En effet, pour réagir au mini-remaniement ministériel annoncé par Youssef Chahed samedi, Ennahdha et Nidaa Tounes ont décidé de s'assoir à la même table pour prononcer une position relativement similaire. Tous les deux soutiennent le nouveau gouvernement Chahed mais expriment tout de même de (petits) ressentiments quant au fait de "ne pas avoir été suffisamment consultés à l'avance". Pour ce, c'est le local d'Ennahdha à Montplaisir qui a évidemment été choisi pour cette réunion. Un autre message.
A l'issue de cette réunion, les deux partis réunis ont regretté le manque de concertation de la part de Youssef Chahed non seulement à leur égard mais aussi avec le reste des parties signataires de l'accord de Carthage. Pourtant, aucun des autres partis représentés dans le gouvernement n'a été invité à s'exprimer aux côtés des deux barons. Ni Afek, ni Al Joumhouri, ni Al Massar n'ont été conviés pour s'allier à la position conjointe des partis au pouvoir. Au lieu de cela, Ennahdha et Nidaa se sont accaparés l'attention à eux seuls. Le principe de concertation inscrit dans l'accord de Carthage? Il ne les concerne visiblement pas.
Un message négatif est clairement envoyé aux autres partenaires du pouvoir. Est-ce une volonté affichée de les écarter encore plus? La question se pose.
Malgré leur faible représentation, ces partis font tout de même partie de l'équipe gouvernementale encore en exercice. Une équipe qui veut, dans un contexte de tiraillements politiques continus, donner l'image d'une équipe plus que jamais forte de ses alliances et équilibres. Si Youssef Chahed a réuni tout son cabinet autour de lui pour sa dernière sortie télévisée, en interne, l'image d'une équipe solidaire et soudée ne passe visiblement pas.
Force est de reconnaitre que les positions des autres partis ont été totalement différentes de celles exprimées par les deux partis au pouvoir. Al Joumhouri, de son côté, a estimé que ce remaniement est une "erreur". Al Massar s'inquiète, qualifie la manière avec laquelle les choses ont été faites de "inacceptable" tant le principe de consultation n'a pas été respecté. Afek par contre annonce qu'il ne prendra aucune position et qu'il ne se prononcera pas à ce sujet. Curieuse manière de s'affirmer au sein d'un gouvernement pour un parti qui se fait de plus en plus rare.
Pour un mini-remaniement qui n'apporte pas grand changement et ne touche aucun des ministères régaliens ou d'importance, il a fait beaucoup de bruit.
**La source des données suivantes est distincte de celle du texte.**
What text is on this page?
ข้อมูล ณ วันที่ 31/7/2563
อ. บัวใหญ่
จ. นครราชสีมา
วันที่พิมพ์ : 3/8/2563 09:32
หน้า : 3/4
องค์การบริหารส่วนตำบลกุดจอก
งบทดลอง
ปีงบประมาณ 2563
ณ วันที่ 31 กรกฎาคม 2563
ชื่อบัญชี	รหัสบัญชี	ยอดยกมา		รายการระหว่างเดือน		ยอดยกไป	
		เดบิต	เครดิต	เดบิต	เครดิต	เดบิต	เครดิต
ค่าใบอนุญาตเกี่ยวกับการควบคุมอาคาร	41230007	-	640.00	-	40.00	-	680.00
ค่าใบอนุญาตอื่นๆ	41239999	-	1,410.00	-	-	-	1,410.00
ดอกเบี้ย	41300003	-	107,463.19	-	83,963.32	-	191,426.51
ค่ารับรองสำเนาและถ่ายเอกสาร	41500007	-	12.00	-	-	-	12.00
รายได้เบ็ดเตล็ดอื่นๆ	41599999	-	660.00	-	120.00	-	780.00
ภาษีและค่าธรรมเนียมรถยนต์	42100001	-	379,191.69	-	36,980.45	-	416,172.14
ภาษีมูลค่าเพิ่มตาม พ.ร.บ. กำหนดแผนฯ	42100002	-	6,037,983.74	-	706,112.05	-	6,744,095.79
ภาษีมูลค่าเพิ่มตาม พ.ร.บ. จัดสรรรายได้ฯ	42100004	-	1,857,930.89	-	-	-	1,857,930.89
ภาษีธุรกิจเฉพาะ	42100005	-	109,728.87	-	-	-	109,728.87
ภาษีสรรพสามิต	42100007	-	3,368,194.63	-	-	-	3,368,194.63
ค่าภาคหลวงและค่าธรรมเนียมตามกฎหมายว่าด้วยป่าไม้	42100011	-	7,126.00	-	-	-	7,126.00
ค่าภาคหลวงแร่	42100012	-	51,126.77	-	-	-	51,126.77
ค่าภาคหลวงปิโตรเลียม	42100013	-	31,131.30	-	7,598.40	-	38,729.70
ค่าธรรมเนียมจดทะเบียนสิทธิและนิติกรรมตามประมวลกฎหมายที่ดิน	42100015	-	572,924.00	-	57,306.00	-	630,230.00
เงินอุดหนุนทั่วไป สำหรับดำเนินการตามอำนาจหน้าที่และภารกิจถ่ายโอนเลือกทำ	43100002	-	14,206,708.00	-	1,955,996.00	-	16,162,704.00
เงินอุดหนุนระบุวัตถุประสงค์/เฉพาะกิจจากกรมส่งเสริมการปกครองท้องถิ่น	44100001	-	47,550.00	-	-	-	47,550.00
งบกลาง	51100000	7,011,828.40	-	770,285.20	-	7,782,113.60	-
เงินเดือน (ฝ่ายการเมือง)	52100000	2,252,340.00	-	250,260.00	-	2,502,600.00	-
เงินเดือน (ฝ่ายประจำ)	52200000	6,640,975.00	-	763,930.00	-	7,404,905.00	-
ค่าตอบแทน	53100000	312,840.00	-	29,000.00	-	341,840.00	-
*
Mais au-delà de la polémique suscitée par un éventuel bras de fer créé avec l'UGTT, suite au remplacement d'un ministre syndicaliste par un autre appartenant au patronat, il y a lieu de s'interroger sur les équilibres mêmes qui composent le gouvernement et les rapports de force qui existent entre eux. Ennahdha et Nidaa ont su faire contre mauvaise fortune bon cœur et s'allier...pour le meilleur et pour le pire. Est-ce pour autant contre tous les autres?